Chuck Foreman didn't expect to play much for Bud Grant as a rookie. Or fall in love with Minnesota. Or spend the next half century shivering among us as one of the state's most beloved sons and accessible legends of Vikings Nation.
"I don't even hunt," he said with a laugh.
But the former running back does remember a certain armed expedition with Grant — the noted outdoorsman/NFL icon — and teammates Wally Hilgenberg, Roy Winston and Hall of Famer Mick Tingelhoff as a 23-year-old first-round draft pick straight out of South Beach and the University of Miami.

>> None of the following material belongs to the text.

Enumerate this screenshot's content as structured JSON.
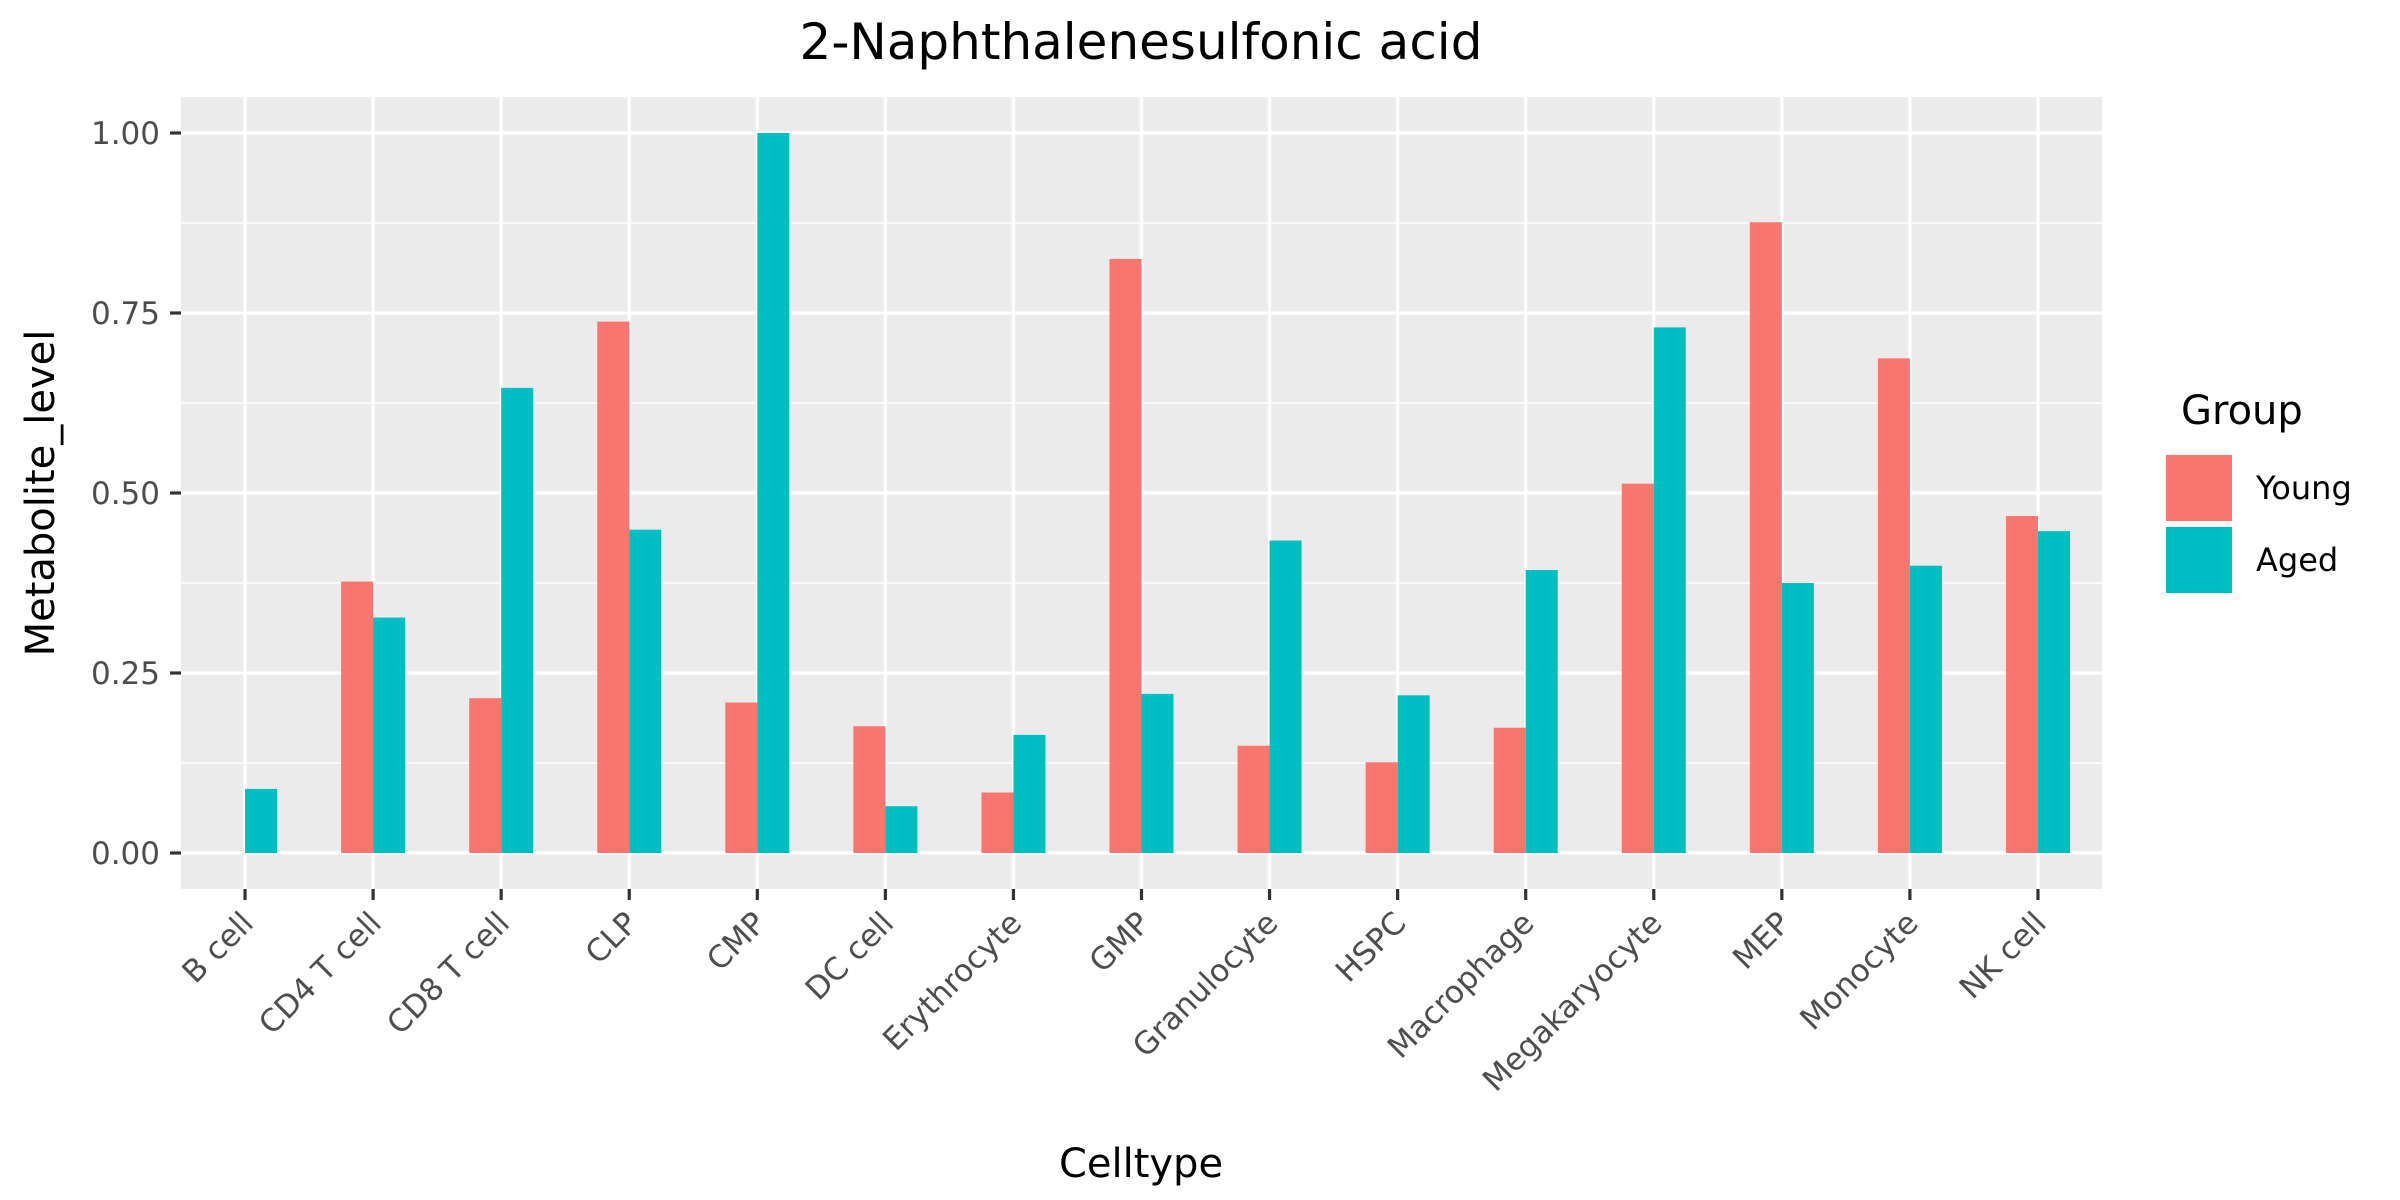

"Got me up at 6 in the morning," Foreman said. "They had dogs and guns, and we're looking for birds. They had a gun for me, too, but I was like, 'I'm not shooting no birds.' They were too pretty to shoot. So Bud and them shot all the birds, and then we went to practice."
Foreman laughs. He is 73 and can't believe it was 50 years ago this month that he won NFL Offensive Rookie of the Year and went to the first of three Super Bowls in a four-year span. The Vikings, of course, lost all three, fell to 0-4 in the big game and just finished their 47th consecutive unsuccessful attempt to get back to a fifth one.
"Time flies, man," Foreman said. "And I never left."
Remembering 'The Spin Doctor'
Walter Eugene "Chuck" Foreman was born Oct. 26, 1950, in Frederick, Md. He became a 6-2, 210-pounder who could do pretty much anything he wanted to on the gridiron. And the hardcourt.
In fact, Foreman's signature move — planting a foot this way and spinning that way, or vice versa — came not from idolizing football Hall of Famers Bobby Mitchell and Lenny Moore, but Baltimore Bullets basketball Hall of Famer Earl "The Pearl" Monroe.